The elderly (individuals over 65 years of age) constitute more than 13% of the population. This figure is increasing steadily and is expected to reach 50 million by the year 2020. This segment of our society is the most highly drug-treated and accounts for about 25% of prescription drugs dispensed. The average Medicare patient in an acute-care hospital receives approximately 10 different drugs daily, and this translates into a higher incidence of adverse drug reactions in geriatric patients than in the general population.

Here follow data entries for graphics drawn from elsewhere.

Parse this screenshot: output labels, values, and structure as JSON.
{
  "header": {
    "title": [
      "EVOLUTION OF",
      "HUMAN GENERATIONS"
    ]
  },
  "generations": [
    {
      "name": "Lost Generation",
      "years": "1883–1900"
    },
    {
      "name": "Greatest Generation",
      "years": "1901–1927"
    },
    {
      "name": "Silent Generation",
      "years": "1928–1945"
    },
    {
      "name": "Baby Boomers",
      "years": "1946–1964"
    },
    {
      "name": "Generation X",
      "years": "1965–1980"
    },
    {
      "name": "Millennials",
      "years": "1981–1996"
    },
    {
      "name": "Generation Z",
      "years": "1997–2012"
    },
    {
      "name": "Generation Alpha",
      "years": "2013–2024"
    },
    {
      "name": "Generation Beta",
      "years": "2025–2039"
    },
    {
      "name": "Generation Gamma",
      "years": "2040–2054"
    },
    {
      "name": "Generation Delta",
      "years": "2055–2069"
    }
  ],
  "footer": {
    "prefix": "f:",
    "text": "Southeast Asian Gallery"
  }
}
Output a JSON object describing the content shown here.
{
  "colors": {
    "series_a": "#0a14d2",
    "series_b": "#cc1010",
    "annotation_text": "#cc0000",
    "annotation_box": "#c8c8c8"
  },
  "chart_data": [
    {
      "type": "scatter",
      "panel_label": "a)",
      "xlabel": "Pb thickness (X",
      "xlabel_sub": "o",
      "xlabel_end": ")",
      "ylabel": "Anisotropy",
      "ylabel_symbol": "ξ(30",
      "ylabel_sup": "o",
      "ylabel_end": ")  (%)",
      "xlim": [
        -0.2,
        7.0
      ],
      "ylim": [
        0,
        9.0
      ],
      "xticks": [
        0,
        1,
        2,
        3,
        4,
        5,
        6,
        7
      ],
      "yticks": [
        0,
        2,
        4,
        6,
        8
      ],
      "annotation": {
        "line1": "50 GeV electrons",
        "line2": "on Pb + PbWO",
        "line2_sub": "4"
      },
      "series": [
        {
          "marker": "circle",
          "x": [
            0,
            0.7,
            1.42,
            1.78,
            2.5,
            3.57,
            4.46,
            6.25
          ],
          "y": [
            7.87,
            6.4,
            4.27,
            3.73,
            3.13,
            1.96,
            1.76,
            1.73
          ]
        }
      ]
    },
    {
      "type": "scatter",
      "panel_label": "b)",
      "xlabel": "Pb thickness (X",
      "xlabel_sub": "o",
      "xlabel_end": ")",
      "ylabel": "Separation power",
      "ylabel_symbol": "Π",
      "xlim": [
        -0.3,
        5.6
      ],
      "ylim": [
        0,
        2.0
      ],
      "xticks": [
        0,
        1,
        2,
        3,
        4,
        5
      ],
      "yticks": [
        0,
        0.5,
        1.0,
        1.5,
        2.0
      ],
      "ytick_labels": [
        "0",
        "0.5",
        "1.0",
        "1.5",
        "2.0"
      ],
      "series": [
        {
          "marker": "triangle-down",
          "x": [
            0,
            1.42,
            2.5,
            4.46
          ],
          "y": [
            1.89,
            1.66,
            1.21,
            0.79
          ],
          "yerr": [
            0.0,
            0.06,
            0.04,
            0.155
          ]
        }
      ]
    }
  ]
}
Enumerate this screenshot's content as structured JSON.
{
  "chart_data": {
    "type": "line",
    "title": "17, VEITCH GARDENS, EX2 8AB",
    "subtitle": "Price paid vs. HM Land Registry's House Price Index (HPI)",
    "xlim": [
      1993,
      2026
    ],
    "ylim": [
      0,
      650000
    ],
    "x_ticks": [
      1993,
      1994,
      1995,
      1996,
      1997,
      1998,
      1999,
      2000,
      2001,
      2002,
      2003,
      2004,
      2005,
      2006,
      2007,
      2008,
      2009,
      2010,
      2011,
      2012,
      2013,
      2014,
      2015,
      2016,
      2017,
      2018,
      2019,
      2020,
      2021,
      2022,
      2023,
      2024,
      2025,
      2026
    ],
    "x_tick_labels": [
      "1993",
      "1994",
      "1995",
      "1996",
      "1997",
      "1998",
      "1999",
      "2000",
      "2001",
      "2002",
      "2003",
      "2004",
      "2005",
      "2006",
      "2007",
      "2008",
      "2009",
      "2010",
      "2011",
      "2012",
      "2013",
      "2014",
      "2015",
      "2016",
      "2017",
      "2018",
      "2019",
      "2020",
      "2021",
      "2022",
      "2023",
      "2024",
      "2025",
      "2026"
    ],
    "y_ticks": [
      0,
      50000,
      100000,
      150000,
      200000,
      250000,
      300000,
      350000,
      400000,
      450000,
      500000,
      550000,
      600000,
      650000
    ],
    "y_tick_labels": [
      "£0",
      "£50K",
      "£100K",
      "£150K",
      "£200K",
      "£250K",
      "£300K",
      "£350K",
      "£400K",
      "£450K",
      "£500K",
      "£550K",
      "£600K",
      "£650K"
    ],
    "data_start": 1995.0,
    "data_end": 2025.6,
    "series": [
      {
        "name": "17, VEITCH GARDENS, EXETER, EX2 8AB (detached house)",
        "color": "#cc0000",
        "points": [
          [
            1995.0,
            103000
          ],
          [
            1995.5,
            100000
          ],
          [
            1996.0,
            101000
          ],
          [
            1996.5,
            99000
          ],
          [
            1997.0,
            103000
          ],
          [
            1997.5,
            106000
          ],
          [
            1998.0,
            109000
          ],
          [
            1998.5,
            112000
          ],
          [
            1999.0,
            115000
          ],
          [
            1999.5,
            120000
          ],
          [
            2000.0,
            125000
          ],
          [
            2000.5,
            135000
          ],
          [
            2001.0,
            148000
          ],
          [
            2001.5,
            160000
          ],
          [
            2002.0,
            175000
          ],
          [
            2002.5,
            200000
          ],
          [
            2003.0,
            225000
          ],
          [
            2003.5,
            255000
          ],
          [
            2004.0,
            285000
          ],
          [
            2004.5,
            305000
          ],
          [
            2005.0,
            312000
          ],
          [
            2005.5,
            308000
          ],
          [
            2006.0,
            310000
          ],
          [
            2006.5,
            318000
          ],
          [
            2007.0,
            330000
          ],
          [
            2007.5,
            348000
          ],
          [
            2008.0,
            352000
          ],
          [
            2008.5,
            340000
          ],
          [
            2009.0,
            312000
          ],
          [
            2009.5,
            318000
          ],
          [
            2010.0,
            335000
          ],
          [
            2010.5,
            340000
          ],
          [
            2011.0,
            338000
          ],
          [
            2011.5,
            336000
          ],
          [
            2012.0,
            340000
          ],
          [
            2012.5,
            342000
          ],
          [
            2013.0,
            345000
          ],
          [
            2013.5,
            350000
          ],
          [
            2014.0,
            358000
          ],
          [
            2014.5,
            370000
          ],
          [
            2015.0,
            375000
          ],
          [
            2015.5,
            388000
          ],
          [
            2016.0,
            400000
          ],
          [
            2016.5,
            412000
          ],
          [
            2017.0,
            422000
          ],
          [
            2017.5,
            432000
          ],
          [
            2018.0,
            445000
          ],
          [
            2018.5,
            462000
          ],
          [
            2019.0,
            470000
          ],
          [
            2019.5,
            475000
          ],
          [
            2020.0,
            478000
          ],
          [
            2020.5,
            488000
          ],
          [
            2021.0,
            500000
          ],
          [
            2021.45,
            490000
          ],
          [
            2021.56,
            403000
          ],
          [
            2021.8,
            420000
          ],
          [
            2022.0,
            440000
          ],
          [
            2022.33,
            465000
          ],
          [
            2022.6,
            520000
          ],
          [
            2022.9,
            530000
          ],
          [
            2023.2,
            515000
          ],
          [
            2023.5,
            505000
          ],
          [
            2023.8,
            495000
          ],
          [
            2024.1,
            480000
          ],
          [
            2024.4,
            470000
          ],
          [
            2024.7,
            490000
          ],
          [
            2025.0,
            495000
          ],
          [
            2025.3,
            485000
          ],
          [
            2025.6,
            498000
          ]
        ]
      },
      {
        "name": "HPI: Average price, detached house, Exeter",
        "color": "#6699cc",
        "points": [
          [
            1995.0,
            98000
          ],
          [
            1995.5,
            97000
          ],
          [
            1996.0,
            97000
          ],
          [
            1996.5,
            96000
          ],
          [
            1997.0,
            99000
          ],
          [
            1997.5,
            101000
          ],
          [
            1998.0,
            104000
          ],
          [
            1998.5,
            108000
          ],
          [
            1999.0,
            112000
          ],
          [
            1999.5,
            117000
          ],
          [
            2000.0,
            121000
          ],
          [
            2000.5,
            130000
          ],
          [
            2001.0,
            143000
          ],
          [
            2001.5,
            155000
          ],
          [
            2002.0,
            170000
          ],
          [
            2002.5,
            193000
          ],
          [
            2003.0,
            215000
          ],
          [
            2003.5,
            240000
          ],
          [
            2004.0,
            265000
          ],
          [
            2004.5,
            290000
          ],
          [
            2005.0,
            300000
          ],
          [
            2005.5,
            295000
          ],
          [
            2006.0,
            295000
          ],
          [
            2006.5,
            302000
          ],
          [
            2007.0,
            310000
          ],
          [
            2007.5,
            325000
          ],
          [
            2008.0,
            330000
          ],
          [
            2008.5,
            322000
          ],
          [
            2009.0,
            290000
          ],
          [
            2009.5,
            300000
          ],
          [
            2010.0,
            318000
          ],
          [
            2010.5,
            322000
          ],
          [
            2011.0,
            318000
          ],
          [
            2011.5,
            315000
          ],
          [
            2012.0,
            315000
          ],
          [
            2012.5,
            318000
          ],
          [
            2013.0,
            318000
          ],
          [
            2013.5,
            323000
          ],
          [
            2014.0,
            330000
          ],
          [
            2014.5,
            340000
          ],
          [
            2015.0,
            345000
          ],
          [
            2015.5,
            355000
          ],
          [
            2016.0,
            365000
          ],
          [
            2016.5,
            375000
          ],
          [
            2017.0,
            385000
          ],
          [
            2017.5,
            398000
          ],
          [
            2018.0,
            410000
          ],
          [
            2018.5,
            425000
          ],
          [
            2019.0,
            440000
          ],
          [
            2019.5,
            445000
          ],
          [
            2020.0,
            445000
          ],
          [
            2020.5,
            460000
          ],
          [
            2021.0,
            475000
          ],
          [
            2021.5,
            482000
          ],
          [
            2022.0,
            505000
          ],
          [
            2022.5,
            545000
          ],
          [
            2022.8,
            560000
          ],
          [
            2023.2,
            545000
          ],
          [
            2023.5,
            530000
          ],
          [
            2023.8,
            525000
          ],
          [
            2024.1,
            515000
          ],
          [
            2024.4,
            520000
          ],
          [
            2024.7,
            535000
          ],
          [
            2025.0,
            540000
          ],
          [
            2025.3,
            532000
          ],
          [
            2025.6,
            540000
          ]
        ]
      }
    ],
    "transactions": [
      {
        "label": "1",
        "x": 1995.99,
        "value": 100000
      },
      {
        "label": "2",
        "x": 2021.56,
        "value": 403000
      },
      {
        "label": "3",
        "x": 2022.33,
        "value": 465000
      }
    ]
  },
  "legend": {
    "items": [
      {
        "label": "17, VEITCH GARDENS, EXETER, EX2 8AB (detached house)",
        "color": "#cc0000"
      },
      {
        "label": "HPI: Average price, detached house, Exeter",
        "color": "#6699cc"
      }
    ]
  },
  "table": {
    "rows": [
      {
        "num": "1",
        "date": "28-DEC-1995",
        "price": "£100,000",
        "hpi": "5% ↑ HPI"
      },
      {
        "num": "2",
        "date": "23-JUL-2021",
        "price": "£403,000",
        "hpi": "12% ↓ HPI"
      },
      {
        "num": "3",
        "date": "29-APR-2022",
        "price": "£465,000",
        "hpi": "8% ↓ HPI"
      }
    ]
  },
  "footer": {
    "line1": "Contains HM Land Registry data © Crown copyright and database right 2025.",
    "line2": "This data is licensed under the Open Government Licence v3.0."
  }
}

Chronological aging may not necessarily be an accurate index of biological aging, which is the result of many genetic and environmental factors. While most 20-year-olds have a similar response to a given drug, it is difficult to predict the response among 80-year-olds. A clear relationship between the appearance of untoward effects to drugs and aging has been demonstrated only for about 10 drugs. For some 90 other drugs in common clinical use, age alone was not a major determinant of clinical toxicity. It is apparent that an increase in life span is accompanied by an increase in chronic illnesses such as hypertension, congestive heart failure, arthritis, and diabetes. The pharmacological management of these conditions, especially when the same person has several diseases, becomes increasingly complex.
Age-related alterations in pharmacokinetics (absorption, distribution, metabolism, and excretion) have received considerable attention. Thus, physiological changes in elderly patients, when taken together, may contribute to impairments in drug clearance in this segment of the population (Table 6.5).